Daniel Dresibach lecture finds Founding Fathers drew from the Bible
“How did religion affect how the United States was founded?” was the question on the table during a presentation by Daniel Dreisbach, researcher, American University professor and author on how politics and religion have interacted in history.
“I don’t think we can adequately understand our constitutional tradition or the historic events that produced our great political experiment in self-government of liberty under law without referencing the Bible,” Dreisbach said.
“This is an annual lecture series that is dedicated to the education, research and public engagement in the historical traditions of the United States of America and Western civilization. … The objectives are to increase the knowledge and appreciation of the political, religious and economic heritage of this nation and the West,” interim chair of the Department of History Toni Alexander said. She introduced the Oxford University doctor of philosophy.
Dreisbach said he hoped to cover the material in his latest book, “Reading The Bible with the Founding Fathers,” beginning by making the connection between the references in thinking people of the 18th century made to the Bible. The language and phrases of the King James Bible heavily influenced the discourse and communication of the citizens of America at the time. If a family possessed one book, it was the Bible.
Both the “pious and those who were deeply skeptical” among the Founding Fathers, Dreisbach said, made reference to the Holy Bible in their writing. According to his research, the Bible accounted for more of the thinking of the time than any other school of thinking, with one-third of literary references from 1760 to 1805 coming from the Bible.
The Founding Fathers were interested in parts of the Bible, such as Exodus, for its story of the Israelites escaping a tyranny relatable to their own, Dreisbach said. Dreisbach said he would use the presentation to look at whether the uses of the Bible were rhetorical or theological, and whether or not they were meaningful.
“There is a tendency among scholars today to discount or even dismiss the influence of the Bible in the founding culture, in the lives of the Founders and their founding project,” Dreisbach said.
Many scholars have said the American Revolution occurred during a more secular era, directly in between the two Great Awakenings in America, Dreisbach said.
“I suspect that we could walk across campus here to the library and find many books, maybe many shelves of books on how John Locke or Montesquieu founded America. … Yet I suspect we would be hard-pressed to find even a handful of books on the Bible’s influence on the American founding,” Dreisbach said.

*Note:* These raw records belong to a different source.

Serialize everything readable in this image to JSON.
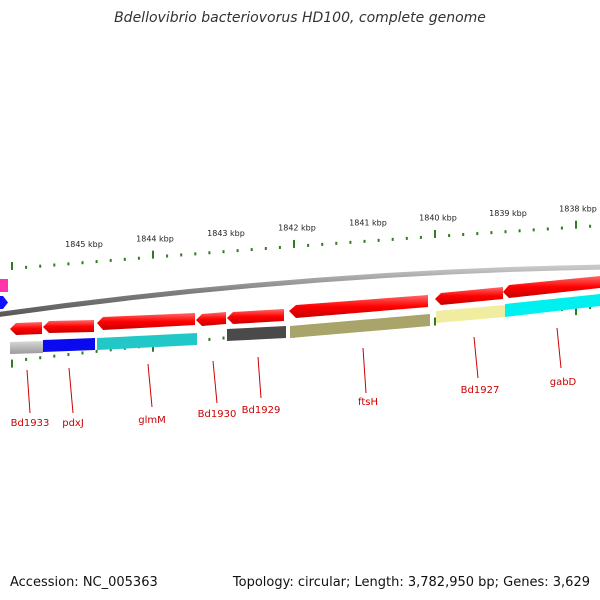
{
  "title": "Bdellovibrio bacteriovorus HD100, complete genome",
  "footer": {
    "accession": "Accession: NC_005363",
    "topology": "Topology: circular; Length: 3,782,950 bp; Genes: 3,629"
  },
  "ruler": {
    "labels": [
      "1845 kbp",
      "1844 kbp",
      "1843 kbp",
      "1842 kbp",
      "1841 kbp",
      "1840 kbp",
      "1839 kbp",
      "1838 kbp"
    ]
  },
  "genes": [
    {
      "name": "Bd1933"
    },
    {
      "name": "pdxJ"
    },
    {
      "name": "glmM"
    },
    {
      "name": "Bd1930"
    },
    {
      "name": "Bd1929"
    },
    {
      "name": "ftsH"
    },
    {
      "name": "Bd1927"
    },
    {
      "name": "gabD"
    }
  ],
  "colors": {
    "cds": "#ff1a1a",
    "backbone": "#8a8a8a",
    "ticks": "#2e7d1e",
    "label": "#cc0000"
  }
}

Many also looked to the Bible for insight into human nature. The doctrine of original sin, or the idea that humans have a natural state of or tendency for corruption, affected how the Founders viewed and debated the shape of the government. He said this outlook, featured in the Federalist Papers, caused them to develop separations of power, oaths of office, and the federalist levels of authority.
Dreisbach said Americans viewed the Hebrew commonwealth of the Old Testament as an excellent model on which to base their new government, especially the Hebrew system of checks and balances between prophet, priest and king.
Article I, Section 7 of Constitution, which provides the president with 10 days to veto a bill excluding Sundays, Dreisbach said is a clear reference to the Sabbath day, which is set aside for rest. Article III, Section 3 requires two witnesses for a case of treason on trial, which is drawn from Deuteronomy 17:6, requiring testimony from two to three witnesses in trial. The 5th Amendment’s ban on double jeopardy Dreisbach finds routed in Nahum 1:9.
“‘The Bible is the most republican book in the world,’” Dreisbach said, quoting John Adams. He went on to say Adams meant there was much for a modern republic like America to learn from the tribe of Israel’s form of government and the virtuous teaching of civil life described in the New Testament.
The Bible’s moral teachings, as the Founders saw it, would teach Americans to govern themselves, which was essential to a stable republican government. Dreisbach quoted Continental Congress delegate David Ramsey, who he said many called the first great historian, in giving the debatable point, “Remember that there can be no political happiness without liberty, that there can be no liberty without morality, and that there can be no morality without religion.”
Although she said she was not very religious, sophomore majoring in historic preservation and audience member Cassie Prock said she enjoyed the presentation and thought his reasoning on the “context of the time period” as it was influenced by the Bible was “fantastic.” Prock also said she disagreed with the idea religion is necessary for morality, but his presentation helped to show how they believed that in their own time.
In closing, Dreisbach urged the audience to read and study the Constitution, and to gain understanding of it through reading the Bible.